Prego,” he answered, and left the table.

“Who else but Italians would go around boiling milk?” Gillian said. She pulled the pitcher to her and poured. “You’re still in television, aren’t you?”

“Yes.”

“Producing.” She nodded. “I saw your name on some shows.”

“I saw some of the work you did, too,” he said.

“Really? Which?”

“Oh, some television stuff. And a movie once, I think. It was hard to tell because you weren’t on the screen very long. But I was sure it was you.”

“The roller coaster?” she asked.

“Yes, that’s right.”

“The roller coaster,” she said, and she nodded. “Well, anyway, here we are.”

“Yes.”

“Alone at last.” She laughed quickly and nervously, caught the laugh before it gained momentum, and sobered immediately. The table was suddenly silent. “I’m glad we ran into each other, David.”

“Are you?”

“Yes.” She looked down at her coffee cup. “Are you different now?” she asked.

“Different how, Gilly?”

“I don’t know.” She shrugged, her eyes refusing to meet his. “Now that you’re successful? I’m different, I know. I feel different, and I look different, I...” She paused. “Have you changed?”

“I guess we all change, Gilly.”

“Yes.”

They sipped at their coffee silently.

“It was a very happy time for me, David,” she said at last.

“And for me, too.”

“There’s been so much in between,” she said. “Will I see you while you’re in Rome?”

“Would you like to see me?”

“Yes.

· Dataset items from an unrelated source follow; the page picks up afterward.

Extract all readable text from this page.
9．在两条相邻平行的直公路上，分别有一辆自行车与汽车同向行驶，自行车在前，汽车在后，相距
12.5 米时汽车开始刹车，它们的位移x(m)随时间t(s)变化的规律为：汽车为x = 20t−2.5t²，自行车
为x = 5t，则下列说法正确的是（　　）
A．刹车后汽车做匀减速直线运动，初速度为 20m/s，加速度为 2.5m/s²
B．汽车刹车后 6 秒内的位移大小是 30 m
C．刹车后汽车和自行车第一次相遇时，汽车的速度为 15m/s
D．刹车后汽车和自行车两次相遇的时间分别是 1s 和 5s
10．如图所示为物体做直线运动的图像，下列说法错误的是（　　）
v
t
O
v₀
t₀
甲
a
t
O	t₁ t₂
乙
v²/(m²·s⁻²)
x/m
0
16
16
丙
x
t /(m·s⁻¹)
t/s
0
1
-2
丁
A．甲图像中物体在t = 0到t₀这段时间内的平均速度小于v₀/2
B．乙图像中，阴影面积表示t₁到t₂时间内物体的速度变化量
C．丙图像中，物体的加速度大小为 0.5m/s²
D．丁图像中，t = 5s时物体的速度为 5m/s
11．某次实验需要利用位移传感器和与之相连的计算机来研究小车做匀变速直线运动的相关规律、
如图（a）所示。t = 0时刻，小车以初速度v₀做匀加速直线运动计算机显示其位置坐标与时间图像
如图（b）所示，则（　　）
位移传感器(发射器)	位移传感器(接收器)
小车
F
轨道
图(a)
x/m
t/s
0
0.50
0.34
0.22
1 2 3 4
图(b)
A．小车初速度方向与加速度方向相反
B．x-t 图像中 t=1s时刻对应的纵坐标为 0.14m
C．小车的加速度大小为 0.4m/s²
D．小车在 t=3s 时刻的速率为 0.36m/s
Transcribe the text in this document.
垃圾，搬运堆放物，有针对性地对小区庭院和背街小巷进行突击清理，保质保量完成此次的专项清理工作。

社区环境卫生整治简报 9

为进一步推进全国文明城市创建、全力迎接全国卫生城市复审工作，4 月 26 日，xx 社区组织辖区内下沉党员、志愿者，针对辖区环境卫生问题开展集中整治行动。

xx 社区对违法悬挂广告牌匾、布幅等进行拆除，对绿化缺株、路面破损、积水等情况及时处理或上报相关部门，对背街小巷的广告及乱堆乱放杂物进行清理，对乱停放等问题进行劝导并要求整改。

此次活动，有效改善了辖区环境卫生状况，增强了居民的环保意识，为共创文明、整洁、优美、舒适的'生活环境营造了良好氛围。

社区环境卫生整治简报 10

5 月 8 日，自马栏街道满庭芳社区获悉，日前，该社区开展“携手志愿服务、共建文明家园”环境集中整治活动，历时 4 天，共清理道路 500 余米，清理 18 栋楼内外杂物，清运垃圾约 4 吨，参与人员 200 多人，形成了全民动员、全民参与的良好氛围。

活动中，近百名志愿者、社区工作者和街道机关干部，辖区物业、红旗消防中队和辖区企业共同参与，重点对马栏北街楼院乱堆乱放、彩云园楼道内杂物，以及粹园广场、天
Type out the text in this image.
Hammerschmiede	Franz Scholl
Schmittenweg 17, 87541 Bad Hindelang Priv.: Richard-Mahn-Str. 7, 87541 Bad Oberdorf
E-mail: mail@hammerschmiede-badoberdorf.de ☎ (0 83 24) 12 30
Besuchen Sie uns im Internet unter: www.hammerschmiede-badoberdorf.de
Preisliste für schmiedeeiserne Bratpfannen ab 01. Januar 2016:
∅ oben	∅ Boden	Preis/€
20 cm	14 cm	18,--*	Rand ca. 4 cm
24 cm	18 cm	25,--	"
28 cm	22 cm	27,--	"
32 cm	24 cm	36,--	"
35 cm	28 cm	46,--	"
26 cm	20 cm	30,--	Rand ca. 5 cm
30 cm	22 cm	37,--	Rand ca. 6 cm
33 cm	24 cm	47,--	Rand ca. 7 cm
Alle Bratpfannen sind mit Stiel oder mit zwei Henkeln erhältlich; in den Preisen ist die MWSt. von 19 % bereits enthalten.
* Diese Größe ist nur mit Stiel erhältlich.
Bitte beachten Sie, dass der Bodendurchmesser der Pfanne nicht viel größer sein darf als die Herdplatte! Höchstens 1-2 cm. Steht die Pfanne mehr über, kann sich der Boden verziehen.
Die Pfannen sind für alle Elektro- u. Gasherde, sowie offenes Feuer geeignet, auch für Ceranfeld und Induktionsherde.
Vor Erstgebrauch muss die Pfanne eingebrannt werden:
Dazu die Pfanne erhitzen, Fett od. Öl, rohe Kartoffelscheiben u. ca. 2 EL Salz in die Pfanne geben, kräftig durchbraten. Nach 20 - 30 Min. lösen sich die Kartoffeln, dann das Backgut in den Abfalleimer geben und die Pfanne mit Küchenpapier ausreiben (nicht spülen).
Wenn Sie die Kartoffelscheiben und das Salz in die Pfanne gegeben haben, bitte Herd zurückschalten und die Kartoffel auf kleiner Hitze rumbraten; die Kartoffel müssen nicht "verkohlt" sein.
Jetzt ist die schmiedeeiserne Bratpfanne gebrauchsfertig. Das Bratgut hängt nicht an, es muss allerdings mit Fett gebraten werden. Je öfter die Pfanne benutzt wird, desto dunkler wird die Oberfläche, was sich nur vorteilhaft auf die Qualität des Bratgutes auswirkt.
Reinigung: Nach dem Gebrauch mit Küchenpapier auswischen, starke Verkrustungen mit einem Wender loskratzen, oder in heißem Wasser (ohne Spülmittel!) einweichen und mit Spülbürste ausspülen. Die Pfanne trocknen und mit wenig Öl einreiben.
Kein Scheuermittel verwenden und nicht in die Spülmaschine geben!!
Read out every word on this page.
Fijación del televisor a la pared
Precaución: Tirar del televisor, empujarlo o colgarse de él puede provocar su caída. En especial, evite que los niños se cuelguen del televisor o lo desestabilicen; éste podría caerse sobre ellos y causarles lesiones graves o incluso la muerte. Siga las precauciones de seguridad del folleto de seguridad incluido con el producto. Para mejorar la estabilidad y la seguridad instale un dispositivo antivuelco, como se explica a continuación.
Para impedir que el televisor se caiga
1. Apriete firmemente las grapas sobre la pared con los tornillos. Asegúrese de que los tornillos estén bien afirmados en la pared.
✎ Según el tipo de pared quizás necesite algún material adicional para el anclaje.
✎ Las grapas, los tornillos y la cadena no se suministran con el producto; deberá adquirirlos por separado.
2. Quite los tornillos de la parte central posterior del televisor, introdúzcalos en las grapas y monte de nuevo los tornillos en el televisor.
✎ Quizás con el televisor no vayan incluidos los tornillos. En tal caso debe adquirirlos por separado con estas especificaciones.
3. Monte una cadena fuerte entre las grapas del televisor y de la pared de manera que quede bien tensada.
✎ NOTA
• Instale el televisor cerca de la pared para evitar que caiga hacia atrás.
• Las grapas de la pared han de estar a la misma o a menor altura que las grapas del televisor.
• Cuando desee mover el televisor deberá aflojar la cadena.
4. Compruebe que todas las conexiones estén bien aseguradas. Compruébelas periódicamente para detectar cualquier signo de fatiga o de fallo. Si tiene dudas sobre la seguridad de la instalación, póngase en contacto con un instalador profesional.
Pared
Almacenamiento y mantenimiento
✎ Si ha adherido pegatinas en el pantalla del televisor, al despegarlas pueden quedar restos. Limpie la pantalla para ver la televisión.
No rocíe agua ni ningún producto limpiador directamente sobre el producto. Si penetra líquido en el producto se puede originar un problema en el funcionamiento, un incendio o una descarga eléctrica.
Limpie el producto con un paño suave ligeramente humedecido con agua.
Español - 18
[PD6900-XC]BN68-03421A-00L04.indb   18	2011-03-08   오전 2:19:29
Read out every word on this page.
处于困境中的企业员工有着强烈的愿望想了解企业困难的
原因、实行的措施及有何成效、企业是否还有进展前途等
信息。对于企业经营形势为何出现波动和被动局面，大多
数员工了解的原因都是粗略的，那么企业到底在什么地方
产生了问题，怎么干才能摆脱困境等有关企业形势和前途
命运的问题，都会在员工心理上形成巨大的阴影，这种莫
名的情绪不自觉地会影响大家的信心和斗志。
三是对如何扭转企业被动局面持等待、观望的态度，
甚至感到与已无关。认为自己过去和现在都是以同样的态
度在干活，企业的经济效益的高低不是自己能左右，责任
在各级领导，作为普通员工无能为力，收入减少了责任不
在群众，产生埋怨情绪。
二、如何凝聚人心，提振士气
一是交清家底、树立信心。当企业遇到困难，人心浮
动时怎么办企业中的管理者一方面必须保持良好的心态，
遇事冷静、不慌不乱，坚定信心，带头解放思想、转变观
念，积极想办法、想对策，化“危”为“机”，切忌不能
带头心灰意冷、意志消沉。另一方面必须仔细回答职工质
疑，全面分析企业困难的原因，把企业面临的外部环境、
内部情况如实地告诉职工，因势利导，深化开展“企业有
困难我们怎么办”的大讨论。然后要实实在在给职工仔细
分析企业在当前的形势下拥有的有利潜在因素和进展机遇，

Yes, I would, David.” She raised her eyes. “We shared so much, you see. I’d hate to think...” She shook her head. “I always cry easily. This is very hard for me, sitting here with you. Maybe I’m not quite as grown up as I thought.”

“Shall I get the check?”

“Yes, I think so. I have the feeling... I feel so odd all at once, David. I feel... I wish I hadn’t seen you again. I think... I have the feeling something is ending. I feel so very sad. I’m going to start crying in a minute.”